Молча и глубоко дышу. Меня подташнивает. От препаратов, от информации, от мамы... Я удовлетворена тем, что все живы, и пока мне этого достаточно.
Я сейчас не хочу никого видеть. Не готова видеть чужие эмоции и пережёвывать свои собственные. Переживания забирают слишком много сил, а у меня их так мало.
- Рейгис скорую вызвал. – Продолжает мама. - Он, и друг его, который рядом с тобой сидел, синяками отделались. Пристёгнуты были. Водитель – здесь, рядом, в соседней палате. Его тоже зацепило. Ты была единственная без ремня, ещё и удар на тебя пришёлся. – Её глаза недобро поблескивают. - Чудо, что ты выжила.
Водопад слёз, на время отключённый ненавистью, снова работает, но мне, поразительно, всё равно.
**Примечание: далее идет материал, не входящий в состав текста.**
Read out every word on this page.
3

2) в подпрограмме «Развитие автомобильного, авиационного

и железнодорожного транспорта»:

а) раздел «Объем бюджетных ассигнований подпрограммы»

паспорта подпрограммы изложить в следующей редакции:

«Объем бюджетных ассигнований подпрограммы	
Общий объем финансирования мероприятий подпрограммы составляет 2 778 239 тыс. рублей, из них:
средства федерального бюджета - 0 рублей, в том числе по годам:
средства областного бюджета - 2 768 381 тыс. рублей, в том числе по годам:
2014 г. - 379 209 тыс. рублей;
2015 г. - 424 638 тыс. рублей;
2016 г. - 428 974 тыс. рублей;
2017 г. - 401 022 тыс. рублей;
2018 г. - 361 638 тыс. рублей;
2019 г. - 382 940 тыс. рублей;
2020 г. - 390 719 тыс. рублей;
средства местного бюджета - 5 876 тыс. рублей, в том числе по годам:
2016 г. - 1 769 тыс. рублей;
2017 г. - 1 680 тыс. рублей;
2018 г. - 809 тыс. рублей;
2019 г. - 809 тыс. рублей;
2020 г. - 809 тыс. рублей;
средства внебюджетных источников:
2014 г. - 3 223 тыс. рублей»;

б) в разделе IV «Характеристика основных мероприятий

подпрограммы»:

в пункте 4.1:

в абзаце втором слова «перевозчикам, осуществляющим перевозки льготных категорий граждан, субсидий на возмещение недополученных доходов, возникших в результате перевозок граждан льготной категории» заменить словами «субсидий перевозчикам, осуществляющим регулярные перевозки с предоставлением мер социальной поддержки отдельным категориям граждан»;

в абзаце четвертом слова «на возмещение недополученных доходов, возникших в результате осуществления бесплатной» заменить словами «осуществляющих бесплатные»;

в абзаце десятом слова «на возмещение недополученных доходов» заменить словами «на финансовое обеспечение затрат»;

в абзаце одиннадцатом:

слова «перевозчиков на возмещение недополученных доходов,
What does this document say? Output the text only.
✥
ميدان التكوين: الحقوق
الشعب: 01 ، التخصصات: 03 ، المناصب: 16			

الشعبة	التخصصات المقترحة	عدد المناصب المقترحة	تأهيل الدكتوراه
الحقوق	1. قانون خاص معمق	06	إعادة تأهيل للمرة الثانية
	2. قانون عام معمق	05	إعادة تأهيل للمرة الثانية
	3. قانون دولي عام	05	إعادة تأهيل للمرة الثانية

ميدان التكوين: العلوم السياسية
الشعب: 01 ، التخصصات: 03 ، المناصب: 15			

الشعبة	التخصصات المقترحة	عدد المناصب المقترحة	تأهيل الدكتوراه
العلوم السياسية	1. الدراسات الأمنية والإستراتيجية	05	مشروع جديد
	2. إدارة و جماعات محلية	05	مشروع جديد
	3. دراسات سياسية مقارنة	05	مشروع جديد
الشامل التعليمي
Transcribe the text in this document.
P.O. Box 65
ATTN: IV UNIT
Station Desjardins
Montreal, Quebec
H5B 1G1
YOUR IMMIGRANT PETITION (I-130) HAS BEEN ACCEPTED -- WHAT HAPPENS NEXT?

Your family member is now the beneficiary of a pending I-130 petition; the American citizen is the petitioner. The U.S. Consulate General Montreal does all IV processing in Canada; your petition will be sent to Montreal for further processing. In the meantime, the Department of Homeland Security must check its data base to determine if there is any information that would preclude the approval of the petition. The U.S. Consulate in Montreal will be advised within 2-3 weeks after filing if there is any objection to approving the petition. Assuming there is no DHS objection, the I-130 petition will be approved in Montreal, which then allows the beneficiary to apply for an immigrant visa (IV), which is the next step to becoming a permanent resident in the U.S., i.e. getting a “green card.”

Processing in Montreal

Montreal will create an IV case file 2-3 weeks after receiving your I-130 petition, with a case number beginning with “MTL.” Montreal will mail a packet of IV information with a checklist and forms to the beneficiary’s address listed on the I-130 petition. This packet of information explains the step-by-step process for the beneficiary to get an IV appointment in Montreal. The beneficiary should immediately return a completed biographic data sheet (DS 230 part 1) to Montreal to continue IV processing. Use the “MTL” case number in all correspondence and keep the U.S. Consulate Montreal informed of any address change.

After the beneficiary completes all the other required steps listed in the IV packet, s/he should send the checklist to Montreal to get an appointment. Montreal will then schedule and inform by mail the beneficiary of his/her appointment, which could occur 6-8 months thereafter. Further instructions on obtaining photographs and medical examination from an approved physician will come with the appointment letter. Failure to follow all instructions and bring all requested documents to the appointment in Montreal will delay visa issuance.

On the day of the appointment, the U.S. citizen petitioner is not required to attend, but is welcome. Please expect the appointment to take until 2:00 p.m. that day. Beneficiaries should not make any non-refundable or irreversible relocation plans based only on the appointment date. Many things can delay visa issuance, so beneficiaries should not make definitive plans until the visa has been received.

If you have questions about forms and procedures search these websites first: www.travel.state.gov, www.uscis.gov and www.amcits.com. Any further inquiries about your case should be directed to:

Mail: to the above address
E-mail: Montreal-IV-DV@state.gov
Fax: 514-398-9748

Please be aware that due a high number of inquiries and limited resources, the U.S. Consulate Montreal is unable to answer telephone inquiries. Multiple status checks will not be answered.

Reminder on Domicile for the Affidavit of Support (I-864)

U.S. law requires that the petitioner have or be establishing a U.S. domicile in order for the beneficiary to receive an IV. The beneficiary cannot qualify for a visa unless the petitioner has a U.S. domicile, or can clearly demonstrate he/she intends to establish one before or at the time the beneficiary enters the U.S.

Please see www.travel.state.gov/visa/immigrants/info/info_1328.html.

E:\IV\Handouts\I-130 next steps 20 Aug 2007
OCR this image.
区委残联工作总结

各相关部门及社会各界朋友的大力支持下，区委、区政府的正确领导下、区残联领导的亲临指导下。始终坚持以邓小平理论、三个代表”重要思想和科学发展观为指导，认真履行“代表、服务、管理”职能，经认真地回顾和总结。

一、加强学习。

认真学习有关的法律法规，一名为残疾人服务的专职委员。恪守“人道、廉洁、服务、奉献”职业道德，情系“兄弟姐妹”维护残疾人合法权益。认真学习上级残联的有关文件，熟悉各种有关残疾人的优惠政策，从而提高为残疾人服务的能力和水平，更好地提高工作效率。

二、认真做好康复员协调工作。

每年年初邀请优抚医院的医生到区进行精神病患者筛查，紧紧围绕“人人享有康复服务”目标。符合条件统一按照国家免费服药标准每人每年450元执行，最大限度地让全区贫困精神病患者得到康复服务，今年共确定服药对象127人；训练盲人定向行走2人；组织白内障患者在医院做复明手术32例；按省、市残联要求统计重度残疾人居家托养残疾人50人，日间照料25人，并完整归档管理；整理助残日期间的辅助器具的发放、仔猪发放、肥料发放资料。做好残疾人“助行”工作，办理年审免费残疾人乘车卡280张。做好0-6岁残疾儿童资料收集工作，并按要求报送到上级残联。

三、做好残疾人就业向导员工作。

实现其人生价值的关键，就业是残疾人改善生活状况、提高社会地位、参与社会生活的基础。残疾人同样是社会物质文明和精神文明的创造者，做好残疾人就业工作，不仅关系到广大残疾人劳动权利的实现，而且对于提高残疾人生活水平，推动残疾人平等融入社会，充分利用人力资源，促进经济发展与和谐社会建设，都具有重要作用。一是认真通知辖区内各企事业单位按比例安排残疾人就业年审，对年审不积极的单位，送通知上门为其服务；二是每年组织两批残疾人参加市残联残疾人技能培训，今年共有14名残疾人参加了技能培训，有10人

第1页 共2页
- За что это всё? Почему они все целы? Что за несправедливость! – Мама щурится, и в этот раз она явно не собирается читать мне нотаций о том, что проще забыть. – Ты же права была тогда, детка. Если бы твой Рейгис сел, то ничего бы не было.
Я молчу, думая о том, что я хочу остаться одна. Мысль о том, что, если бы не моя принципиальность, аварии тоже не было бы, слишком болезненна и энергозатратна.
- Он чувствует, что в этот раз так легко не отъедет, - продолжает мама. – Сутками здесь сидел. Ждал, пока ты очнёшься. Палату его отец оплатил, уход и операции тоже. Но им это просто так не сойдёт с рук. Слишком далеко всё зашло... Чуть тебя на тот свет не отправил. Я уже написала заявление, свидетель есть. К тебе следователь просится, но ты без сознания была...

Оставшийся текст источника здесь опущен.